It's worse.
Many people could see their fractional tax burden increasing as their nominal wage rises and crosses higher tax bandings.
Inflating is a slow theft, and the description of "financial oppression" is apt.
Depends on whether we're talking about real or nominal wages. Regardless, my main point is that most people must switch jobs to see the increase. Wages grew 6.6% for job switchers so it is keeping up with inflation.
IT and professional services was 10.5%+ but again only for job switchers.
So, the economically rational thing for everyone to do is to engage in this gigantic game of musical chairs, if they care about the number at the bottom of their paystub? That's silly, and a great way to throw away a lot of specialized domain knowledge.
There's a lot of value in playing musical chairs. The market is pretty good at allocating human labor. Some companies get left without people in the seats and others, often the more innovative companies end up with more than they had before.

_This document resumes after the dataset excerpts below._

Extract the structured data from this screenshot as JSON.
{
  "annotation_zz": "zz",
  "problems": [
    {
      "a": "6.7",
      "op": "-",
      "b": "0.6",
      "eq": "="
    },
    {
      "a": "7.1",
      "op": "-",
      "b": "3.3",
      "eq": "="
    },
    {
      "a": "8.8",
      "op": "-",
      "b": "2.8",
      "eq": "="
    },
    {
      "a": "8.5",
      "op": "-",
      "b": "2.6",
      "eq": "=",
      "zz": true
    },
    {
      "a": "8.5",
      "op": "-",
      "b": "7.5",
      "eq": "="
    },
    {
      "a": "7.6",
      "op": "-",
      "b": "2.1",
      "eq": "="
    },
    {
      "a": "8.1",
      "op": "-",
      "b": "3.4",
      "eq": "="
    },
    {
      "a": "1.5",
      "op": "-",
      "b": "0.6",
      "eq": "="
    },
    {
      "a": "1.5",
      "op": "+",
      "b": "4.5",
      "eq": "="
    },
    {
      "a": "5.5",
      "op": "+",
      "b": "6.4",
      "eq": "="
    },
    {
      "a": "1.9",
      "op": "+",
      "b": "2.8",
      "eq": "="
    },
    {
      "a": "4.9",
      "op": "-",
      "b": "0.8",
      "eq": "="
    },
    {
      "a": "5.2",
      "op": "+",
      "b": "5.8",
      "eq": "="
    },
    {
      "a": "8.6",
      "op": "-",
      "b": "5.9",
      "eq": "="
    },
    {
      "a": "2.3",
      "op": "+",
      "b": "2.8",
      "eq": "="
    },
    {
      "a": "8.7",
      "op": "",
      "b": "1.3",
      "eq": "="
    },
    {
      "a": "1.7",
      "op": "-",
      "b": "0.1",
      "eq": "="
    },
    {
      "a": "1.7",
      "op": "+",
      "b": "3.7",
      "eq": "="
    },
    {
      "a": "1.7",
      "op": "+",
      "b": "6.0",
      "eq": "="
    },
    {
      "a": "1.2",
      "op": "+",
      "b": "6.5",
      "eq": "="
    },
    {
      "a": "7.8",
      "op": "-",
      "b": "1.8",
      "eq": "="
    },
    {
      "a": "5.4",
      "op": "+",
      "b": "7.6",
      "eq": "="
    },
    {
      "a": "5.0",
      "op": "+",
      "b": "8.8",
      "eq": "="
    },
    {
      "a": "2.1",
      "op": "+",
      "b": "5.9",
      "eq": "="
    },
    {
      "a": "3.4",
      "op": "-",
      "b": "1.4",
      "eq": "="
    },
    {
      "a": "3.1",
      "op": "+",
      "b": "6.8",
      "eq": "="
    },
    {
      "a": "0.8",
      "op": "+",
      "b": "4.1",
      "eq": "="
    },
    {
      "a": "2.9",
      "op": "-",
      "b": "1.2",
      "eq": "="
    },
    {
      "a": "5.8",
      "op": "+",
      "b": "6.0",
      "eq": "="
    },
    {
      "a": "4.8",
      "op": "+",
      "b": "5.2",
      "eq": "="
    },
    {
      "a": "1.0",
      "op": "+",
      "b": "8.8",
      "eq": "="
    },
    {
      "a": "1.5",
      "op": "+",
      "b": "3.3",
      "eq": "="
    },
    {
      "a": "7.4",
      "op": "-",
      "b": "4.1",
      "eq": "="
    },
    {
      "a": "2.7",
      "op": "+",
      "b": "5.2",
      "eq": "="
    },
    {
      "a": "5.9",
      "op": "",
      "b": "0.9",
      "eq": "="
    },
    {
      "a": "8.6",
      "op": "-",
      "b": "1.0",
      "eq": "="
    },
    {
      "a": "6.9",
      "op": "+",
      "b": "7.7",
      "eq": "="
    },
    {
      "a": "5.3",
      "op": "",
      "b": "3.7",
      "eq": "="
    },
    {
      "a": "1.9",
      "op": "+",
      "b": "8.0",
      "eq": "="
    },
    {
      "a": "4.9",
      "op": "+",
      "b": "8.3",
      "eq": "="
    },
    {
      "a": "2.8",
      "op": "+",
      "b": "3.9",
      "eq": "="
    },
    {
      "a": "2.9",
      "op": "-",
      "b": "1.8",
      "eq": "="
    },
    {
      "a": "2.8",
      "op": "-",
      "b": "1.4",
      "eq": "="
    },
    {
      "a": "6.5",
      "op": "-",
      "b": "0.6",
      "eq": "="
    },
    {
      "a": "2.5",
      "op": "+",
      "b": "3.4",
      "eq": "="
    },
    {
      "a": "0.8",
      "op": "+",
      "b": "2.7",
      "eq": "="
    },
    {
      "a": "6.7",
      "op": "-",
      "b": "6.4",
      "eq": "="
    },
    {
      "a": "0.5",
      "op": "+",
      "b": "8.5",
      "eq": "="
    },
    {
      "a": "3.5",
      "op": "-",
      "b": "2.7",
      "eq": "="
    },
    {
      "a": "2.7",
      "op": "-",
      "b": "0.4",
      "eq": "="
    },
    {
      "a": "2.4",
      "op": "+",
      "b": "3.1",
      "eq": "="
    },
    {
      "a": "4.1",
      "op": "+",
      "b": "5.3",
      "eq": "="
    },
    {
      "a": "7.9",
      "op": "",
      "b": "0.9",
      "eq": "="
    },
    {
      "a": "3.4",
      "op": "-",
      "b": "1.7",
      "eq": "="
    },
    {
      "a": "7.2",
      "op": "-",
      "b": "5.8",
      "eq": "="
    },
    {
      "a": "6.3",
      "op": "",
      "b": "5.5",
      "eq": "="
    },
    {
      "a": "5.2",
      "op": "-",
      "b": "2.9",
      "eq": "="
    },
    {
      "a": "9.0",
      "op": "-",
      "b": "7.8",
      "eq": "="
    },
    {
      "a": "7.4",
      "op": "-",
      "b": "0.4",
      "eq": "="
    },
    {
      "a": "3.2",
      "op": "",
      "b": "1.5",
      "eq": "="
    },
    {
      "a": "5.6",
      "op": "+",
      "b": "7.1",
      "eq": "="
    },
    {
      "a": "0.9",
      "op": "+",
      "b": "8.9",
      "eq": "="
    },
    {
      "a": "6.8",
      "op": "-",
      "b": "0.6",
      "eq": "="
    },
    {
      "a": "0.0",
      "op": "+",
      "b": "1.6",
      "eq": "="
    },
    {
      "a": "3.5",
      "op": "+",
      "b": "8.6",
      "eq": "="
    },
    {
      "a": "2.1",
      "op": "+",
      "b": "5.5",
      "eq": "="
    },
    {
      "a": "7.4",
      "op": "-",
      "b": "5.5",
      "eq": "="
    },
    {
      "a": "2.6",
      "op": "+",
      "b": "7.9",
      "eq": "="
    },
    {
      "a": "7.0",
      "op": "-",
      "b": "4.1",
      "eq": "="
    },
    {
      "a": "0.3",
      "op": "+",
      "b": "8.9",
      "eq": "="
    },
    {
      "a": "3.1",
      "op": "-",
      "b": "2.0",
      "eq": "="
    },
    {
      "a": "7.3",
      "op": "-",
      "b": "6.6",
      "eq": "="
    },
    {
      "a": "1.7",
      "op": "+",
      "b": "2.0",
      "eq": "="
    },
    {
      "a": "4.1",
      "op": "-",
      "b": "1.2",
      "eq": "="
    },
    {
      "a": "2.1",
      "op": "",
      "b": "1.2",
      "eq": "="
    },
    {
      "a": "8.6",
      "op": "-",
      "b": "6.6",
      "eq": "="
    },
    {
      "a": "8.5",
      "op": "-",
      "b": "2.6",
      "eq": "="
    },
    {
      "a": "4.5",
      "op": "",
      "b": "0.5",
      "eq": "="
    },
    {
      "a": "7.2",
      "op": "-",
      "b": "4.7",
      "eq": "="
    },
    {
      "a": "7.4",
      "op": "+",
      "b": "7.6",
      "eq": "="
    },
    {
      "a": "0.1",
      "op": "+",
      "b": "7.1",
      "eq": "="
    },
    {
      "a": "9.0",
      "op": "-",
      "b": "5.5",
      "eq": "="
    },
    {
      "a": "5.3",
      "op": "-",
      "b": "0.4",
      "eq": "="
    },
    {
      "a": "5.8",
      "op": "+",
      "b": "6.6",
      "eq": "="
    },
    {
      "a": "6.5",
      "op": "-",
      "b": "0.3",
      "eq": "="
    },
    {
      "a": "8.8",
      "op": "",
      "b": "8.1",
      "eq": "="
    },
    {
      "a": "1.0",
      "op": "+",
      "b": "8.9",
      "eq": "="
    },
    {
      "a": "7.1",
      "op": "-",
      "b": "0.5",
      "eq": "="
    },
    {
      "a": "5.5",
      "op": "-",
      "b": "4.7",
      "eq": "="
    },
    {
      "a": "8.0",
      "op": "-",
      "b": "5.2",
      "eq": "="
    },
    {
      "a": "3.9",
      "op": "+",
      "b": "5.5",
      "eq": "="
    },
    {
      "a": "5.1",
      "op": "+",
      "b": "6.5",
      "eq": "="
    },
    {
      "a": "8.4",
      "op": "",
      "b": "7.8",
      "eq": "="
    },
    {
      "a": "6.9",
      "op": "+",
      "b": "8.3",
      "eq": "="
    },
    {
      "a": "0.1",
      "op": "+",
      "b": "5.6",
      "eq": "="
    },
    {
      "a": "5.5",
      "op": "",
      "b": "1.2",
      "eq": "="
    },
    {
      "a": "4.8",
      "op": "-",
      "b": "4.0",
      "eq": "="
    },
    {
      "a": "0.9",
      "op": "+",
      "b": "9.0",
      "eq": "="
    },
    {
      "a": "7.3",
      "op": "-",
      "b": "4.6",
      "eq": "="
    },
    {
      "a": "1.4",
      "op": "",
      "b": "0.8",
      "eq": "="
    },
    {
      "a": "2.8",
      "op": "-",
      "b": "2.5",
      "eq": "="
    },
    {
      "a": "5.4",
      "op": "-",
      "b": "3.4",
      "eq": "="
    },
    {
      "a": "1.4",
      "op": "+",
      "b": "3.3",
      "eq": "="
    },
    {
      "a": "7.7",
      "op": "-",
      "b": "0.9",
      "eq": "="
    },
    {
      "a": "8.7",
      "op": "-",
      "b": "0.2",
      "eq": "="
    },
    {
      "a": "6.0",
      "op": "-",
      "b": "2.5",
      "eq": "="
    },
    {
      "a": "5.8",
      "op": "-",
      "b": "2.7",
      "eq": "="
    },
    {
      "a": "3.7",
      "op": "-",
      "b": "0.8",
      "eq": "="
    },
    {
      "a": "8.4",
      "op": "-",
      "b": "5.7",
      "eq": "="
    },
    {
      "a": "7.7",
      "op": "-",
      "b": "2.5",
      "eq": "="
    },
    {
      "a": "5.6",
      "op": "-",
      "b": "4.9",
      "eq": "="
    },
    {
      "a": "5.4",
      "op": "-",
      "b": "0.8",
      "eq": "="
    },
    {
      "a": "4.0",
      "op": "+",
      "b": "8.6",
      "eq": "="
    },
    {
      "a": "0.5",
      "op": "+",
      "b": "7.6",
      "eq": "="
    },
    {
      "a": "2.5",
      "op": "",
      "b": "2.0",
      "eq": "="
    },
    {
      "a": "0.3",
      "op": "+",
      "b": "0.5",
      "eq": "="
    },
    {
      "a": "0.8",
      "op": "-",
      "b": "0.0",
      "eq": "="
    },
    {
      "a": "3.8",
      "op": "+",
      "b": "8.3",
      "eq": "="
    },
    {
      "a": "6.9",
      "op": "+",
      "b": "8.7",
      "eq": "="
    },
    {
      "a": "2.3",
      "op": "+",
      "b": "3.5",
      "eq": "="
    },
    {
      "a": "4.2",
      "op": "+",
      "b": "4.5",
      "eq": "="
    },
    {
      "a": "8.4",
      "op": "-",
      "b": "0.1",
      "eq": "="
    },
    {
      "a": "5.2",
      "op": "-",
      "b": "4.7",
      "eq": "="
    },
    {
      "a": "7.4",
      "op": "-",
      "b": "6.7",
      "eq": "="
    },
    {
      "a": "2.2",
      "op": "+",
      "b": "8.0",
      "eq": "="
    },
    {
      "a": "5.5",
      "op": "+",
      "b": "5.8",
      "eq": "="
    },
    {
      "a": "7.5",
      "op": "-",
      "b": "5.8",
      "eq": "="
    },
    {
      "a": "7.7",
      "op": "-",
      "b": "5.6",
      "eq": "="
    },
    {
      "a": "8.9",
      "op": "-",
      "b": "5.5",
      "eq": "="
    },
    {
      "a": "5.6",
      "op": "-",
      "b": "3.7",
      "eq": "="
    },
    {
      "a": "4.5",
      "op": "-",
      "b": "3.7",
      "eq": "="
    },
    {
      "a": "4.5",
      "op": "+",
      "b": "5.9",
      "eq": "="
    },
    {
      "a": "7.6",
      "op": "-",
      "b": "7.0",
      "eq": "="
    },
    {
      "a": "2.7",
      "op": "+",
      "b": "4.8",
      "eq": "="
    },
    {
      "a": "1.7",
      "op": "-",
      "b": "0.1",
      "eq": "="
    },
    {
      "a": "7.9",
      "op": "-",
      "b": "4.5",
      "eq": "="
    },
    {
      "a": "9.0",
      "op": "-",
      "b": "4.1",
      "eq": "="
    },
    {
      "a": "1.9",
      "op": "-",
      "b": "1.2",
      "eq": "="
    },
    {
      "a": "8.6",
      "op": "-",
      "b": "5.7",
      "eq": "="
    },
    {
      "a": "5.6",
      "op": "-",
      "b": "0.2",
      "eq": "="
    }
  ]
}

A labor market with high liquidity leaves most people better off.
The labor market can go fuck itself if it doesn't serve the people, IMO. People aren't just for creating "value." They have lives. If the economy doesn't work for people, it just plain doesn't work. Not everybody wants to change jobs all the time. Those people don't deserve pay cuts for providing the same "value" they provided a year ago.
Whether or not employees are actually worth 6% more they should not have a problem finding a new job in this market (that will pay 6% more).